Effects of Tg YKL-40. In A and B, YKL-40 Tg mice (YKL40 Tg⁺) and Tg negative (−) littermate controls were placed on dox, OVA sensitization and challenge were undertaken, and evaluations were performed 24 h and 2 wk later. (A and B) The levels of MMR expression (A) and the accumulation of IL-4– and IL-13–producing cells (B) in the BAL were evaluated. (C–E) YKL-40 Tg mice (YKL40 Tg⁺) and Tg negative (−) littermate controls were placed on dox, OVA sensitization and challenge were undertaken, and evaluations were performed 2 wk later. The expression of CD4 cell and macrophage annexin V (C), Fas (D), and the levels of activated Akt (E) were evaluated. *, P < 0.05. (F) The levels of Faim 3 mRNA were evaluated 24 h after the last challenge by real-time RT-PCR. The values are the mean ± SEM of evaluations in a minimum of five animals and are representative of two separate experiments.
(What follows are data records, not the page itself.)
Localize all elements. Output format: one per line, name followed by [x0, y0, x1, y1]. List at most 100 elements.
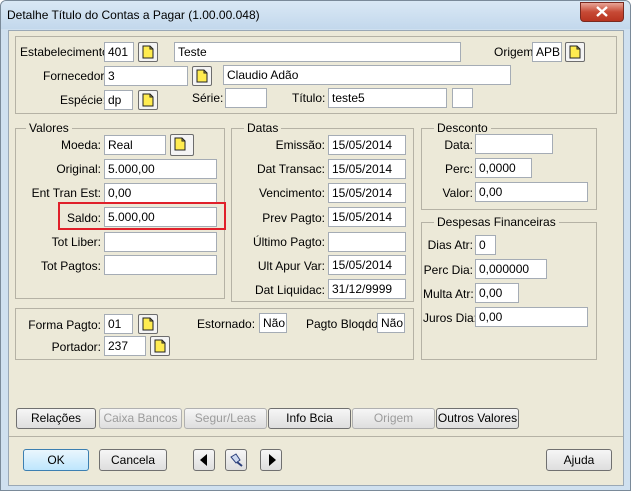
original-field[interactable]: 5.000,00	[104, 159, 217, 179]
arrow-right-icon	[269, 454, 276, 466]
zoom-lookup-icon	[142, 317, 154, 331]
saldo-highlight-box	[58, 202, 226, 230]
dat-transac-label: Dat Transac:	[256, 162, 325, 176]
cancela-button[interactable]: Cancela	[99, 449, 167, 471]
zoom-lookup-icon	[154, 339, 166, 353]
ent-tran-est-field[interactable]: 0,00	[104, 183, 217, 203]
portador-label: Portador:	[51, 340, 101, 354]
fornecedor-name-field[interactable]: Claudio Adão	[223, 65, 511, 85]
estabelecimento-lookup-button[interactable]	[138, 42, 158, 62]
emissao-field[interactable]: 15/05/2014	[328, 135, 406, 155]
dias-atr-field[interactable]: 0	[475, 235, 496, 255]
moeda-lookup-button[interactable]	[170, 134, 194, 156]
title-bar[interactable]: Detalhe Título do Contas a Pagar (1.00.0…	[1, 1, 630, 29]
multa-atr-field[interactable]: 0,00	[475, 283, 519, 303]
segur-leas-button[interactable]: Segur/Leas	[184, 408, 267, 429]
desconto-title: Desconto	[434, 121, 491, 135]
desconto-perc-field[interactable]: 0,0000	[475, 158, 532, 178]
portador-field[interactable]: 237	[104, 336, 146, 356]
estabelecimento-code-field[interactable]: 401	[104, 42, 134, 62]
estornado-field[interactable]: Não	[259, 313, 287, 333]
portador-lookup-button[interactable]	[150, 336, 170, 356]
close-button[interactable]	[580, 2, 624, 22]
original-label: Original:	[56, 162, 101, 176]
fornecedor-lookup-button[interactable]	[192, 66, 212, 86]
multa-atr-label: Multa Atr:	[423, 287, 474, 301]
window: Detalhe Título do Contas a Pagar (1.00.0…	[0, 0, 631, 491]
estabelecimento-name-field[interactable]: Teste	[174, 42, 461, 62]
titulo-field[interactable]: teste5	[328, 88, 447, 108]
estabelecimento-label: Estabelecimento:	[20, 45, 113, 59]
previous-record-button[interactable]	[193, 449, 215, 471]
pagto-bloqdo-field[interactable]: Não	[377, 313, 405, 333]
zoom-lookup-icon	[174, 137, 186, 151]
tot-pagtos-field[interactable]	[104, 255, 217, 275]
perc-dia-label: Perc Dia:	[423, 263, 473, 277]
fornecedor-code-field[interactable]: 3	[104, 66, 188, 86]
ult-apur-var-field[interactable]: 15/05/2014	[328, 255, 406, 275]
moeda-field[interactable]: Real	[104, 135, 166, 155]
prev-pagto-label: Prev Pagto:	[262, 211, 325, 225]
zoom-lookup-icon	[142, 93, 154, 107]
desconto-valor-label: Valor:	[442, 186, 473, 200]
desconto-perc-label: Perc:	[444, 162, 473, 176]
flashlight-icon	[230, 453, 243, 467]
pagto-bloqdo-label: Pagto Bloqdo:	[306, 317, 382, 331]
despesas-title: Despesas Financeiras	[434, 215, 559, 229]
ent-tran-est-label: Ent Tran Est:	[31, 186, 101, 200]
desconto-data-field[interactable]	[475, 134, 553, 154]
tot-liber-field[interactable]	[104, 232, 217, 252]
juros-dia-label: Juros Dia:	[423, 311, 478, 325]
especie-field[interactable]: dp	[104, 90, 133, 110]
dat-liquidac-field[interactable]: 31/12/9999	[328, 279, 406, 299]
vencimento-field[interactable]: 15/05/2014	[328, 183, 406, 203]
perc-dia-field[interactable]: 0,000000	[475, 259, 547, 279]
forma-pagto-lookup-button[interactable]	[138, 314, 158, 334]
juros-dia-field[interactable]: 0,00	[475, 307, 588, 327]
parcela-field[interactable]	[452, 88, 473, 108]
dat-transac-field[interactable]: 15/05/2014	[328, 159, 406, 179]
go-to-record-button[interactable]	[225, 449, 247, 471]
ajuda-button[interactable]: Ajuda	[546, 449, 612, 471]
especie-label: Espécie:	[60, 93, 107, 107]
datas-title: Datas	[244, 121, 282, 135]
forma-pagto-field[interactable]: 01	[104, 314, 133, 334]
origem-field[interactable]: APB	[532, 42, 562, 62]
ult-apur-var-label: Ult Apur Var:	[257, 259, 325, 273]
origem-button[interactable]: Origem	[352, 408, 435, 429]
ultimo-pagto-field[interactable]	[328, 232, 406, 252]
ultimo-pagto-label: Último Pagto:	[252, 235, 325, 249]
relacoes-button[interactable]: Relações	[16, 408, 96, 429]
zoom-lookup-icon	[569, 45, 581, 59]
prev-pagto-field[interactable]: 15/05/2014	[328, 207, 406, 227]
vencimento-label: Vencimento:	[258, 186, 325, 200]
info-bcia-button[interactable]: Info Bcia	[268, 408, 351, 429]
desconto-valor-field[interactable]: 0,00	[475, 182, 588, 202]
emissao-label: Emissão:	[275, 138, 325, 152]
desconto-data-label: Data:	[444, 138, 473, 152]
window-title: Detalhe Título do Contas a Pagar (1.00.0…	[7, 8, 260, 22]
zoom-lookup-icon	[196, 69, 208, 83]
caixa-bancos-button[interactable]: Caixa Bancos	[99, 408, 182, 429]
valores-title: Valores	[26, 121, 72, 135]
ok-button[interactable]: OK	[23, 449, 89, 471]
origem-label: Origem:	[494, 45, 537, 59]
forma-pagto-label: Forma Pagto:	[28, 318, 101, 332]
serie-label: Série:	[192, 91, 224, 105]
tot-liber-label: Tot Liber:	[51, 235, 101, 249]
dias-atr-label: Dias Atr:	[427, 238, 473, 252]
arrow-left-icon	[200, 454, 207, 466]
moeda-label: Moeda:	[60, 138, 101, 152]
next-record-button[interactable]	[260, 449, 282, 471]
tot-pagtos-label: Tot Pagtos:	[40, 259, 101, 273]
serie-field[interactable]	[225, 88, 267, 108]
titulo-label: Título:	[292, 91, 326, 105]
estornado-label: Estornado:	[197, 317, 256, 331]
dialog-content: Estabelecimento: 401 Teste Origem: APB F…	[8, 30, 624, 486]
fornecedor-label: Fornecedor:	[43, 69, 108, 83]
especie-lookup-button[interactable]	[138, 90, 158, 110]
outros-valores-button[interactable]: Outros Valores	[436, 408, 519, 429]
zoom-lookup-icon	[142, 45, 154, 59]
dat-liquidac-label: Dat Liquidac:	[254, 283, 325, 297]
origem-lookup-button[interactable]	[565, 42, 585, 62]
MFI, median fluorescence intensity. *, P < 0.05.

Figure 10.

Comparisons of BRP-39 and AMCase. (A) The levels of mRNA encoding BRP-39 in mice that received antigen-specific in vitro–polarized Th1 or Th2 cells and were challenged with antigen (c, control). (B) BRP-39 expression was evaluated by RT-PCR in IFN-γ Tg mice and controls (−). (C) AMCase and BRP-39 expression were localized in the lungs of 2-mo-old IL-13 Tg mice by double-label IHC (white arrows, colocalized; yellow arrows, AMCase; red arrows, BRP-39). (D and E) The levels of BAL AMCase were assessed in OVA-plus-alum–sensitized and OVA-challenged mice (D) and IL-13 Tg mice with WT and null BRP-39 loci (E). The values in D and E are the mean ± SEM of evaluations in a minimum of five animals and are representative of two separate evaluations. *, P < 0.05. Bars, 25 µm.